Some younger residents of Okinawa, who have grown up with the bases, see the U.S. presence as a familiar fact of life.
“There have been Americans here since before I was born,” said 19-year-old college student Rina Maezato as she sipped coffee at a Starbucks at the Chatan shopping centre. “That’s ok.”
The seemingly muted reaction has relieved Japanese and U.S. authorities, who are keen to limit diplomatic fallout.
“No incident like this is good, obviously, but I think the alliance is very strong,” said U.S. Consul General Kevin Maher.
Still, even conservatives warn that Okinawan anger over base-related crimes could grow into broader anti-base sentiment.
“If such incidents keep happening, anti-base sentiment will spread among Okinawans and there is a fear that it could lead to anti-American sentiment,” Nakazato said. “That is undesirable, so everything possible needs to be done to prevent reoccurrences.”
U.S. military authorities have promised tighter discipline, but the pledges ring hollow to some. “If the same thing happens next year, they will make the same promises,” Naha’s Onaga said.
Local ruling politicians say it’s essential to go ahead with a plan to consolidate the bases and shift key functions of the U.S. Marine’s Futenma air station from the crowded central city of Ginowan to the lightly populated coastal town of Nago.
Relocating Futenma is key to a broader plan to shift some 8,000 of the 13,000 Marines now on Okinawa to the U.S. territory of Guam to lighten the presence of the U.S. military on the Japanese island.
Nago authorities have agreed to the move but sticky details remain to be worked out, including how to protect a nearby bay.
Anti-base critics argue that the consolidation plans will only slightly reduce Okinawa’s burden for the U.S.-Japan security alliance, a pillar of Japan’s post-World War Two diplomacy.
“If it is absolutely necessary for the sake of national interests, the rest of Japan should share the burden,” said former Okinawa Governor Masahide Ota, an octogenarian veteran of the Battle of Okinawa. “Instead, they put the bases far away in Okinawa where they seem invisible.

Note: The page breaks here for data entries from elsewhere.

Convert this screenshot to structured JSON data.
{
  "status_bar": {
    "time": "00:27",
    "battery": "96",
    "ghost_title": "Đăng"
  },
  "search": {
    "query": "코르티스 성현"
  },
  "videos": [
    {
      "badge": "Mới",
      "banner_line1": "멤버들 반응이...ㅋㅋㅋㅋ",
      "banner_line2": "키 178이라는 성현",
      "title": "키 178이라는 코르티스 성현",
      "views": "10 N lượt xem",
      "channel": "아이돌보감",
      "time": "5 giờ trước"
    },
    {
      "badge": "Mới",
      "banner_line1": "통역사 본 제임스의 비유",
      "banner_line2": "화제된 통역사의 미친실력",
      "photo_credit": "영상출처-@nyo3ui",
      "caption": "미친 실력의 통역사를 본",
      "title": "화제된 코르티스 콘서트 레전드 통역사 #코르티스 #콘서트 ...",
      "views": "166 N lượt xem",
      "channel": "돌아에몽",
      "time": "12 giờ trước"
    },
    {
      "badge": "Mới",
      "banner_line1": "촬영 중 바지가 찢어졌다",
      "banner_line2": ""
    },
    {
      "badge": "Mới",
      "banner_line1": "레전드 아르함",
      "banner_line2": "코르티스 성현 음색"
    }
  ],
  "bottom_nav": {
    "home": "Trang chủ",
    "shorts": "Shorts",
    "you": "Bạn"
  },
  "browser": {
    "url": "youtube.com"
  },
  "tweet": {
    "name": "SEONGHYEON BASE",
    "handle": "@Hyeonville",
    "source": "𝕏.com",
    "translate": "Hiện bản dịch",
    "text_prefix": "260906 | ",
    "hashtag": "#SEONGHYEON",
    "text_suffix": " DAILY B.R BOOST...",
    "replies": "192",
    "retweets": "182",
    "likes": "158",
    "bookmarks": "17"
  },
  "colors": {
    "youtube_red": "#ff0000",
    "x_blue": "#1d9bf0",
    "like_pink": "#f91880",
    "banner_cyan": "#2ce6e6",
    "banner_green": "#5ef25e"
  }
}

It’s unfair and undemocratic.”
Okinawa politicians are seeking revisions to a pact governing the status of the nearly 50,000 U.S. military personnel in Japan to give Japanese authorities greater legal jurisdiction — a demand so far rejected by Tokyo and Washington.
Under the Status of Forces Agreement, suspects need not be handed over to Japanese authorities until they are charged, although Washington has promised to favorably consider handing over suspects of serious crimes such as rape before indictment.
The pact was not an issue in the Hadnott case since the Marine was arrested off-base by Japanese police.
The U.S. military is now investigating whether to pursue a case after he was released to their custody when the girl dropped charges, possibly to escape the glare of public attention.
But advocates of revisions to the pact say changes are needed to persuade Okinawans to keep shouldering their heavy burden.
Any anti-base upsurge would be an unwelcome development for U.S. military planners, who say a presence on the island is vital to deterring regional threats such as that from North Korea.
“If you look at where Okinawa is positioned, it’s pretty much in the centre of the Asia-Pacific region,” said U.S. Army Colonel Mark Franklin, the Okinawa-based representative of the top U.S. military commander in Japan. “As long as we are required to maintain a peaceful, stable region, we will be here.”